A participant of the annual conference of the Translators Association of China (TAC) learns about the business of a translation and language service company at its booth in Beijing on April 3 (COURTESY PHOTO)

Working together

Over the past five years, the output growth rate of China's translation and language services has exceeded the global average, thanks to the active participation of Chinese companies, according to a report released at the conference. Despite the impact of the pandemic, the business of translation companies still shows a trend of rapid growth, with its total output value now exceeding 60 billion yuan ($8.73 billion) for the first time.

The report says that with the rapid growth of online translation tools and AI, last year saw higher translation efficiency.

Private companies providing translation and other language services can contribute to China's international communication by embracing machine translation and jointly building a corpus to provide global users with exact information about China, Yu Yang, Manager of China Translation Corp., said at the conference.

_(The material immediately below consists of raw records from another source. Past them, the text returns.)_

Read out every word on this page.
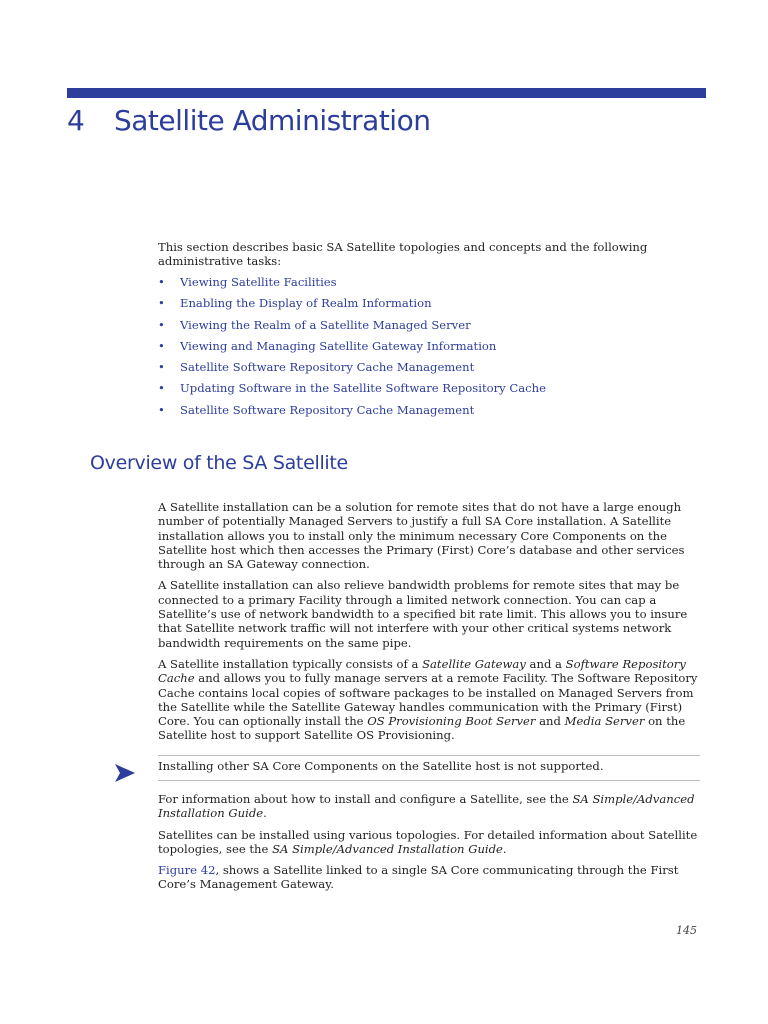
4 Satellite Administration

This section describes basic SA Satellite topologies and concepts and the following administrative tasks:

• Viewing Satellite Facilities
• Enabling the Display of Realm Information
• Viewing the Realm of a Satellite Managed Server
• Viewing and Managing Satellite Gateway Information
• Satellite Software Repository Cache Management
• Updating Software in the Satellite Software Repository Cache
• Satellite Software Repository Cache Management
Overview of the SA Satellite

A Satellite installation can be a solution for remote sites that do not have a large enough number of potentially Managed Servers to justify a full SA Core installation. A Satellite installation allows you to install only the minimum necessary Core Components on the Satellite host which then accesses the Primary (First) Core’s database and other services through an SA Gateway connection.

A Satellite installation can also relieve bandwidth problems for remote sites that may be connected to a primary Facility through a limited network connection. You can cap a Satellite’s use of network bandwidth to a specified bit rate limit. This allows you to insure that Satellite network traffic will not interfere with your other critical systems network bandwidth requirements on the same pipe.

A Satellite installation typically consists of a Satellite Gateway and a Software Repository Cache and allows you to fully manage servers at a remote Facility. The Software Repository Cache contains local copies of software packages to be installed on Managed Servers from the Satellite while the Satellite Gateway handles communication with the Primary (First) Core. You can optionally install the OS Provisioning Boot Server and Media Server on the Satellite host to support Satellite OS Provisioning.

Installing other SA Core Components on the Satellite host is not supported.

For information about how to install and configure a Satellite, see the SA Simple/Advanced Installation Guide.

Satellites can be installed using various topologies. For detailed information about Satellite topologies, see the SA Simple/Advanced Installation Guide.

Figure 42, shows a Satellite linked to a single SA Core communicating through the First Core’s Management Gateway.

145
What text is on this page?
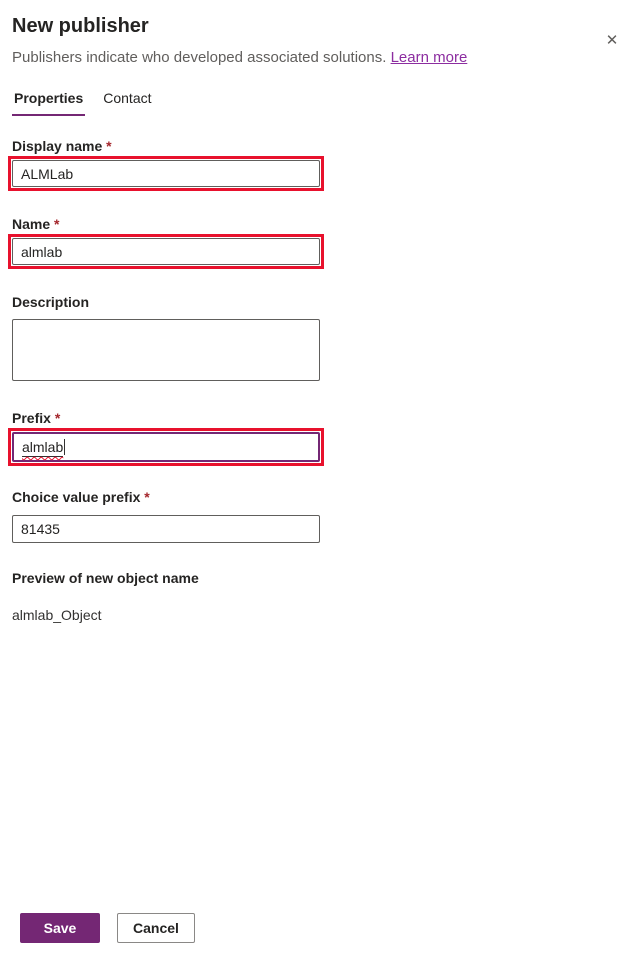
✕
New publisher

Publishers indicate who developed associated solutions. Learn more

Properties Contact
Display name *
ALMLab
Name *
almlab
Description
Prefix *
almlab
Choice value prefix *
81435
Preview of new object name
almlab_Object
Save	Cancel
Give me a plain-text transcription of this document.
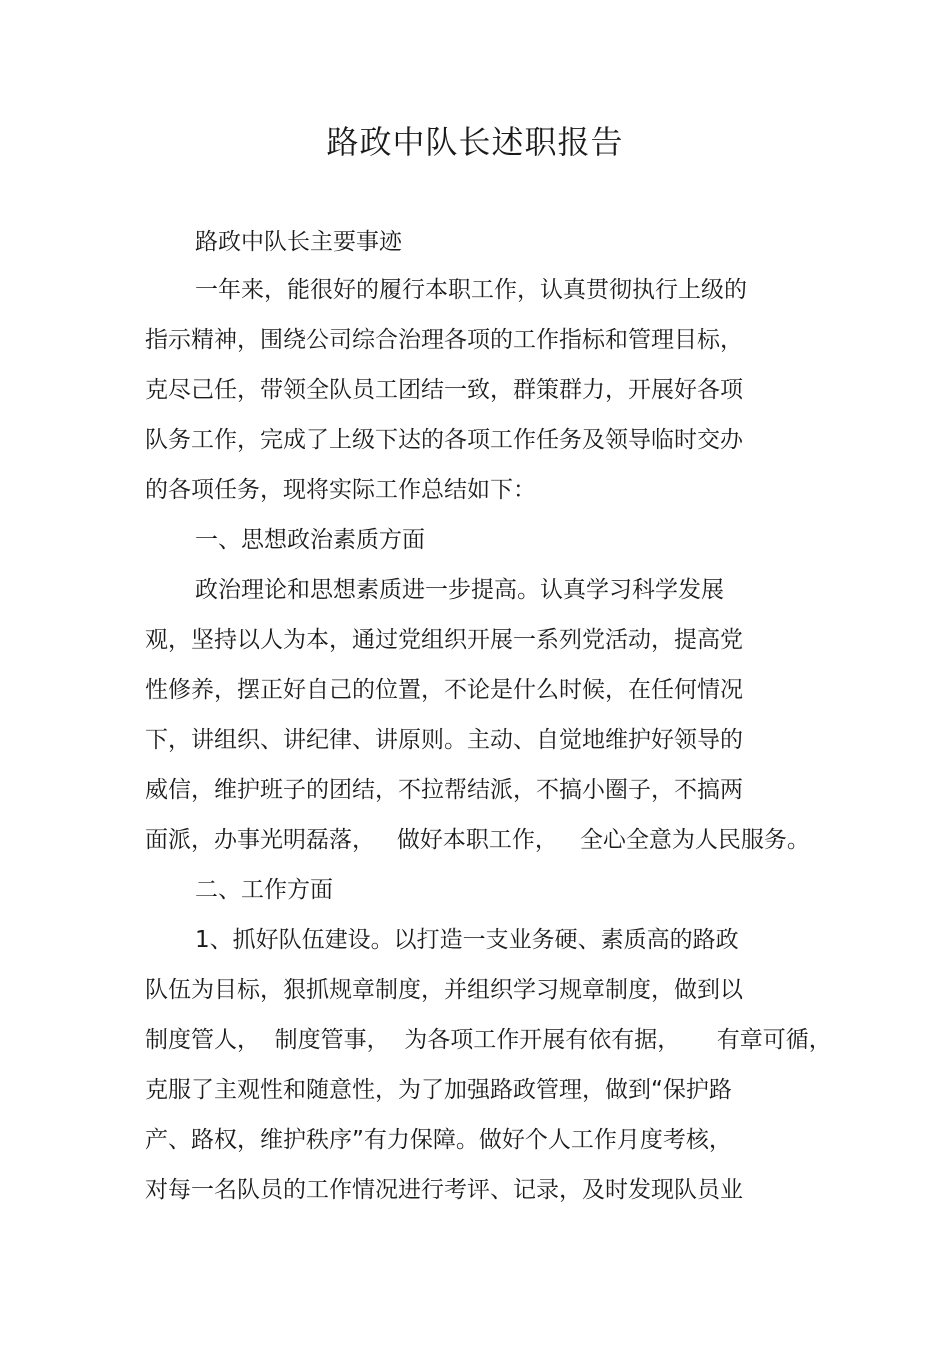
路政中队长述职报告

路政中队长主要事迹

一年来，能很好的履行本职工作，认真贯彻执行上级的

指示精神，围绕公司综合治理各项的工作指标和管理目标，

克尽己任，带领全队员工团结一致，群策群力，开展好各项

队务工作，完成了上级下达的各项工作任务及领导临时交办

的各项任务，现将实际工作总结如下：

一、思想政治素质方面

政治理论和思想素质进一步提高。认真学习科学发展

观，坚持以人为本，通过党组织开展一系列党活动，提高党

性修养，摆正好自己的位置，不论是什么时候，在任何情况

下，讲组织、讲纪律、讲原则。主动、自觉地维护好领导的

威信，维护班子的团结，不拉帮结派，不搞小圈子，不搞两

面派，办事光明磊落，   做好本职工作，   全心全意为人民服务。

二、工作方面

1、抓好队伍建设。以打造一支业务硬、素质高的路政

队伍为目标，狠抓规章制度，并组织学习规章制度，做到以

制度管人，  制度管事，  为各项工作开展有依有据，     有章可循，

克服了主观性和随意性，为了加强路政管理，做到“保护路

产、路权，维护秩序”有力保障。做好个人工作月度考核，

对每一名队员的工作情况进行考评、记录，及时发现队员业
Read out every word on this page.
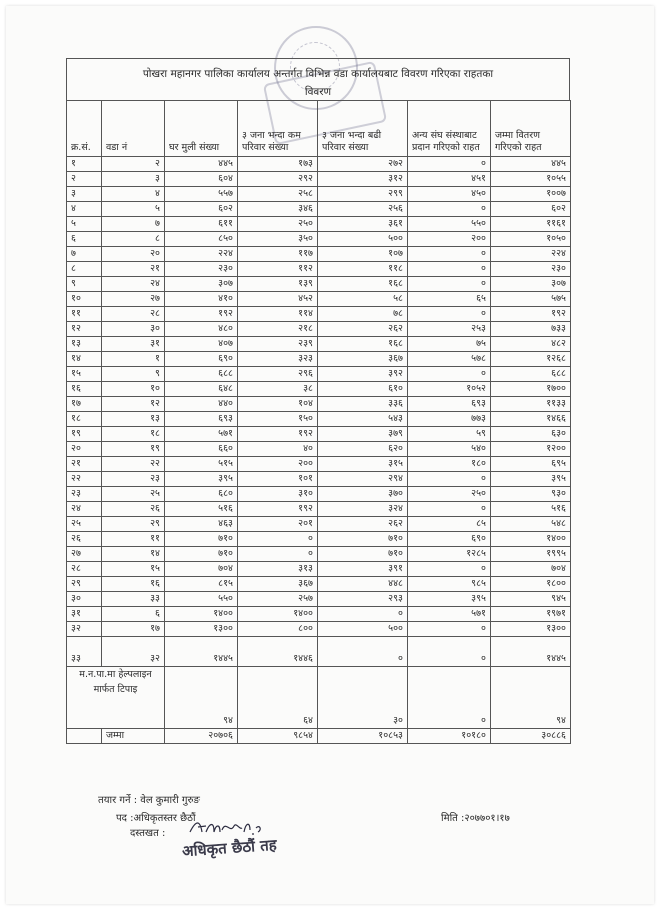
पोखरा महानगर पालिका कार्यालय अन्तर्गत विभिन्न वडा कार्यालयबाट विवरण गरिएका राहतका
विवरण
क्र.सं.	वडा नं	घर मुली संख्या	३ जना भन्दा कम परिवार संख्या	३ जना भन्दा बढी परिवार संख्या	अन्य संघ संस्थाबाट प्रदान गरिएको राहत	जम्मा वितरण गरिएको राहत
१	२	४४५	१७३	२७२	०	४४५
२	३	६०४	२९२	३१२	४५१	१०५५
३	४	५५७	२५८	२९९	४५०	१००७
४	५	६०२	३४६	२५६	०	६०२
५	७	६११	२५०	३६१	५५०	११६१
६	८	८५०	३५०	५००	२००	१०५०
७	२०	२२४	११७	१०७	०	२२४
८	२१	२३०	११२	११८	०	२३०
९	२४	३०७	१३९	१६८	०	३०७
१०	२७	४१०	४५२	५८	६५	५७५
११	२८	१९२	११४	७८	०	१९२
१२	३०	४८०	२१८	२६२	२५३	७३३
१३	३१	४०७	२३९	१६८	७५	४८२
१४	१	६९०	३२३	३६७	५७८	१२६८
१५	९	६८८	२९६	३९२	०	६८८
१६	१०	६४८	३८	६१०	१०५२	१७००
१७	१२	४४०	१०४	३३६	६९३	११३३
१८	१३	६९३	१५०	५४३	७७३	१४६६
१९	१८	५७१	१९२	३७९	५९	६३०
२०	१९	६६०	४०	६२०	५४०	१२००
२१	२२	५१५	२००	३१५	१८०	६९५
२२	२३	३९५	१०१	२९४	०	३९५
२३	२५	६८०	३१०	३७०	२५०	९३०
२४	२६	५१६	१९२	३२४	०	५१६
२५	२९	४६३	२०१	२६२	८५	५४८
२६	११	७१०	०	७१०	६९०	१४००
२७	१४	७१०	०	७१०	१२८५	१९९५
२८	१५	७०४	३१३	३९१	०	७०४
२९	१६	८१५	३६७	४४८	९८५	१८००
३०	३३	५५०	२५७	२९३	३९५	९४५
३१	६	१४००	१४००	०	५७१	१९७१
३२	१७	१३००	८००	५००	०	१३००
३३	३२	१४४५	१४४६	०	०	१४४५
म.न.पा.मा हेल्पलाइन मार्फत टिपाइ		९४	६४	३०	०	९४
	जम्मा	२०७०६	९८५४	१०८५३	१०१८०	३०८८६
तयार गर्ने : वेल कुमारी गुरुङ
पद :अधिकृतस्तर छैठौं
दस्तखत :
मिति :२०७७०१।१७
अधिकृत छैठौं तह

English has, so far, been the most-used language for training AI, said He Enpei, founder and President of AI language service provider Transn. He said AI translation into Chinese has yet to reach the standard of AI translation into English. "The translated texts in Chinese can meet the need of understanding but are not accurate, vivid or authentic," he added.

"We need to break the barriers between people studying languages, translation, technology and international communication by deepening the integration of related disciplines and departments," he said. "Only if the government, market and society work together, can we boost the influence of our language and technology in the global arena."